Even though Skaarap’s goal is to source everything from Denmark, some plants are nearly impossible to grow in Denmark’s climate, leaving Skaarap to look elsewhere to source sustainable-grown ingredients.
“It’s not that I’m against getting almonds from the U.S. or lemons from Italy, it’s more that the things that we can grow on our own is more fun getting local,” Skaarap said.
Skaarap mentions that civilizations around the world have been trading with one another since ancient times, and he is not against getting products from other parts of the world. Products that can be grown in Denmark should be sourced from Denmark, and then he can get the other products through trading.
According to the Danish Agriculture and Food Council, a study done in 2021 found that 65% of Danes acknowledged that they think “to a certain extent” or “to a great extent” about sustainability and food and drink.
“In the supermarket, I buy cheap stuff, but I also look to make sure is not too much packaging when buying fruits and vegetables,” said Marc Reinhard, a local eating at the Reffen food trucks in Copenhagen.
While eating his meal, Reinhard noticed the packaging that came with his food was made out of paper and not plastic, allowing him to feel better about his experience knowing that his waste was more organic than single-use plastic.
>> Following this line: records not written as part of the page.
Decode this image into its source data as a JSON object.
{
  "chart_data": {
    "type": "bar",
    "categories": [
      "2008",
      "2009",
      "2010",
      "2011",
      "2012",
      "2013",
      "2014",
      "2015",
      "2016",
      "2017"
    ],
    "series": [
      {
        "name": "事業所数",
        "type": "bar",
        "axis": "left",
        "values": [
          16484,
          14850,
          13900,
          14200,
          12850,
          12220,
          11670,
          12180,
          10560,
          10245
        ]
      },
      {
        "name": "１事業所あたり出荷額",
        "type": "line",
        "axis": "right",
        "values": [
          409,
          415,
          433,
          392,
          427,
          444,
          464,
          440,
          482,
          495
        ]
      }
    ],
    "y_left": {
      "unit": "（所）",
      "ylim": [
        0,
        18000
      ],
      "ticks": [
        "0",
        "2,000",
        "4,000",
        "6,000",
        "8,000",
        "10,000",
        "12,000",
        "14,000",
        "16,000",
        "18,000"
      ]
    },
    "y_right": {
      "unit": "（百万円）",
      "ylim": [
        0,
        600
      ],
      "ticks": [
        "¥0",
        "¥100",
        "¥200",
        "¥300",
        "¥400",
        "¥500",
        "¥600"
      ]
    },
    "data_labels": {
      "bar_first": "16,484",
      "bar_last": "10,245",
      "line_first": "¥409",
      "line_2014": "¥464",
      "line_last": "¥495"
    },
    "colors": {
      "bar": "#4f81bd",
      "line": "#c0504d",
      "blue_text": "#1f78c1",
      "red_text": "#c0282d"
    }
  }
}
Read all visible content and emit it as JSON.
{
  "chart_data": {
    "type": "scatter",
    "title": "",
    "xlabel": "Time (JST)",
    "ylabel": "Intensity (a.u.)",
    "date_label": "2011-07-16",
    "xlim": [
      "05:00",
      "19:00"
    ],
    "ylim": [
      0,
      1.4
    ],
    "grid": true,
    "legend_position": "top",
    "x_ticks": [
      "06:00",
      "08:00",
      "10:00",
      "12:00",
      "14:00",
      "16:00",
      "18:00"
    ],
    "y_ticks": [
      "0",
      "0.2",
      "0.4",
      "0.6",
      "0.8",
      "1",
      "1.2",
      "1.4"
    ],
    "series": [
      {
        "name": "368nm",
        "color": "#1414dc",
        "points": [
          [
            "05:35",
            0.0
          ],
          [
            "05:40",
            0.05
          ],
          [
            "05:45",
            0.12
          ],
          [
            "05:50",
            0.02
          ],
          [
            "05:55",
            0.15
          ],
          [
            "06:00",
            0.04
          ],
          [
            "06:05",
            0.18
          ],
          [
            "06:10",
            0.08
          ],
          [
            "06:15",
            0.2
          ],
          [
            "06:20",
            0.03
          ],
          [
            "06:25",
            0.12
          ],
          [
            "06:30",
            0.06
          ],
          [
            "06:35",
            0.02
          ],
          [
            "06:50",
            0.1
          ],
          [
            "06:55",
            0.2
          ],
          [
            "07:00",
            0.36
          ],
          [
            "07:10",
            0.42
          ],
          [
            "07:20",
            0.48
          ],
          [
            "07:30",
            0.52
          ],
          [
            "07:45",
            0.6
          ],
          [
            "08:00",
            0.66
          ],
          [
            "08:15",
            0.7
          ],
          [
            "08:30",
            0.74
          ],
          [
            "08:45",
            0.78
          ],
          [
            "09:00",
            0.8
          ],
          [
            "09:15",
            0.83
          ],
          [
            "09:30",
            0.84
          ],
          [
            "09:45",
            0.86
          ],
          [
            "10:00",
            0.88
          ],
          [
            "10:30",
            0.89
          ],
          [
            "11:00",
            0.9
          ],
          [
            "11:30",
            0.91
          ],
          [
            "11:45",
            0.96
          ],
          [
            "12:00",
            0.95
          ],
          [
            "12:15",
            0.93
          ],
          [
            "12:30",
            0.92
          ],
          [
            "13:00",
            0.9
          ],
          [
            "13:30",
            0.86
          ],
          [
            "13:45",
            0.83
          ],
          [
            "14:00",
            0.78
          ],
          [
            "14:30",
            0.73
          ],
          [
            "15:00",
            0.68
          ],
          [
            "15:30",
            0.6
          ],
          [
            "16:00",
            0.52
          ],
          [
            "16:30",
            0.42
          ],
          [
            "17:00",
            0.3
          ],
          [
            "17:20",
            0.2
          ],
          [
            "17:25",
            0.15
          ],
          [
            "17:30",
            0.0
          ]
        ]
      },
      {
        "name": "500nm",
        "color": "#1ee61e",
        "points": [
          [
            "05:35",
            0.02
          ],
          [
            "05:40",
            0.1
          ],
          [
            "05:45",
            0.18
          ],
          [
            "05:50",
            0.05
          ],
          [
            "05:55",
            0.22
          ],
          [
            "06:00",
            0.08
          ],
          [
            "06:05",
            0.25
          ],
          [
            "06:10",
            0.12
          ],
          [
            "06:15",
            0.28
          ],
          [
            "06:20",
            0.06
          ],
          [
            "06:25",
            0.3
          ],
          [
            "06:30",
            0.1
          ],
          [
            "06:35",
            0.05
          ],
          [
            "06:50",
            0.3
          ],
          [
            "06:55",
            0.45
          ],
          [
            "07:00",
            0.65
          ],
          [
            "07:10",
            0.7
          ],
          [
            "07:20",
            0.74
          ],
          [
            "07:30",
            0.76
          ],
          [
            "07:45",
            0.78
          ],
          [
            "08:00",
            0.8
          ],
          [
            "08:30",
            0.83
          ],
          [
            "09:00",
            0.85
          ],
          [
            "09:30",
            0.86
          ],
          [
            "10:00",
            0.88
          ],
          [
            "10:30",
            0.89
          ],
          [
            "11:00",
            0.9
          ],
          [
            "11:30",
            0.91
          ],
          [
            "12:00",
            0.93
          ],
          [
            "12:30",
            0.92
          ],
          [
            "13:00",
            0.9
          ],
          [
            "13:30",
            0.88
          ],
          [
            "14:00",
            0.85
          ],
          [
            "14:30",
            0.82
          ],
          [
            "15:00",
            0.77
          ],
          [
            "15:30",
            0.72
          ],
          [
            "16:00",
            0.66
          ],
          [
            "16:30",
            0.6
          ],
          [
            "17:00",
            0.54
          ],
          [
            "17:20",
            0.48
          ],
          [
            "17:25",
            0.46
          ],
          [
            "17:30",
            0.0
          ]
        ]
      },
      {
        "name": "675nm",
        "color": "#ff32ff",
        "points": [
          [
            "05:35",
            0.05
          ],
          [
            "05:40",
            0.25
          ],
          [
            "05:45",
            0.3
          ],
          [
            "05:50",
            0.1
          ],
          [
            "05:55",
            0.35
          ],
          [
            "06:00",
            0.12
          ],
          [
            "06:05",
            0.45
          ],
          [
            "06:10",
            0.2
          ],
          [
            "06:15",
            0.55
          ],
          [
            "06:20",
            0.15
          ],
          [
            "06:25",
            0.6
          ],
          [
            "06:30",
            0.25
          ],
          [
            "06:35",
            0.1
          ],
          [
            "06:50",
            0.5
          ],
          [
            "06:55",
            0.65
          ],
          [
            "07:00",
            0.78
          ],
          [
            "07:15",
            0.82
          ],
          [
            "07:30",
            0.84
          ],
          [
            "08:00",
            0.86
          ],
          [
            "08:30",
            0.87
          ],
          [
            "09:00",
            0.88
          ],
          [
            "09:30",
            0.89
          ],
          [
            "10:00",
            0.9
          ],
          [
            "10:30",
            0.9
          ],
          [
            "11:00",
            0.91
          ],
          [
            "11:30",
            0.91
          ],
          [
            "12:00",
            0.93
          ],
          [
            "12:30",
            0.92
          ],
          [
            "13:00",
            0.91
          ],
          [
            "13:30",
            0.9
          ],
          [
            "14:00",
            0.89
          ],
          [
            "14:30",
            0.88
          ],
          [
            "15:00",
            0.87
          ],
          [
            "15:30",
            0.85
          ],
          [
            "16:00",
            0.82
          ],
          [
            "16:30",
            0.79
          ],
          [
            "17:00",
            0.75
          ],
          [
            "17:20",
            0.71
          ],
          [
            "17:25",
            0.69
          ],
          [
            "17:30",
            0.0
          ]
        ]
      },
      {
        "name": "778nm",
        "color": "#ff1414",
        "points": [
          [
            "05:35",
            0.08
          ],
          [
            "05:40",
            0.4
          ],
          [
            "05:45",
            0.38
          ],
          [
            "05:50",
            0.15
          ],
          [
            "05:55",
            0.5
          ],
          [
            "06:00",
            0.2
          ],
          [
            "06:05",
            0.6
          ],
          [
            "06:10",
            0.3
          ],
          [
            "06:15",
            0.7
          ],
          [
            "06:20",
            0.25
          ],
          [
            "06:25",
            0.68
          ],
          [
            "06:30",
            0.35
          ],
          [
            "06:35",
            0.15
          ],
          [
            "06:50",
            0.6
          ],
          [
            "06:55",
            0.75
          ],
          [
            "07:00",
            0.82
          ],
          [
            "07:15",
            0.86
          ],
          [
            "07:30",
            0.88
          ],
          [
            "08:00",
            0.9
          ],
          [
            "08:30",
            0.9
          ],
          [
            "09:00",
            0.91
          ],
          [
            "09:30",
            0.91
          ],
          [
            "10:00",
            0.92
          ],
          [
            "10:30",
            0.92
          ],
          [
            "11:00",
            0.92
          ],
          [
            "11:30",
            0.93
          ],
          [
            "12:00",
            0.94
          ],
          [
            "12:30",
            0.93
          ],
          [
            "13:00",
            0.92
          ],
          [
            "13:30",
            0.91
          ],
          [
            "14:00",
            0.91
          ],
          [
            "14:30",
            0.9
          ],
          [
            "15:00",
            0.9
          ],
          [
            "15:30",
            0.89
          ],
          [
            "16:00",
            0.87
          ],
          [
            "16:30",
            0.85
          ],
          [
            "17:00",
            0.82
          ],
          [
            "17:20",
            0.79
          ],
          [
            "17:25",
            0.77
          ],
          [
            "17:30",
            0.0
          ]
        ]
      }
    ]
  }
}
Derrick Freeman and his bandmates were visiting Denmark from the United States.
“Eating sustainability does make you feel better,” Freeman said. “I feel like in this part of the world, there is more of a standard than an anomaly like in our part of the world.”
According to Spoon Guru, 31% of Americans have adopted more sustainable food diets due to food waste.
Sustainable restaurants and urban farming are letting people return to agriculture and be more involved with their food.
“I see urban farming as an important contributor because it is a way of seeing and understanding how food is made,” Skaarap said. “We are not part of agriculture anymore as we used to be 50 years ago.”
Skaarap hopes that when people and restaurants start buying more locally, the supermarkets will follow and sell more local and sustainably-sourced products on their shelves.
“The real food is supposed to come from the rural landscape,” Skaarap said.
Ben McDaniel is a senior at the University of Georgia majoring in journalism and political science.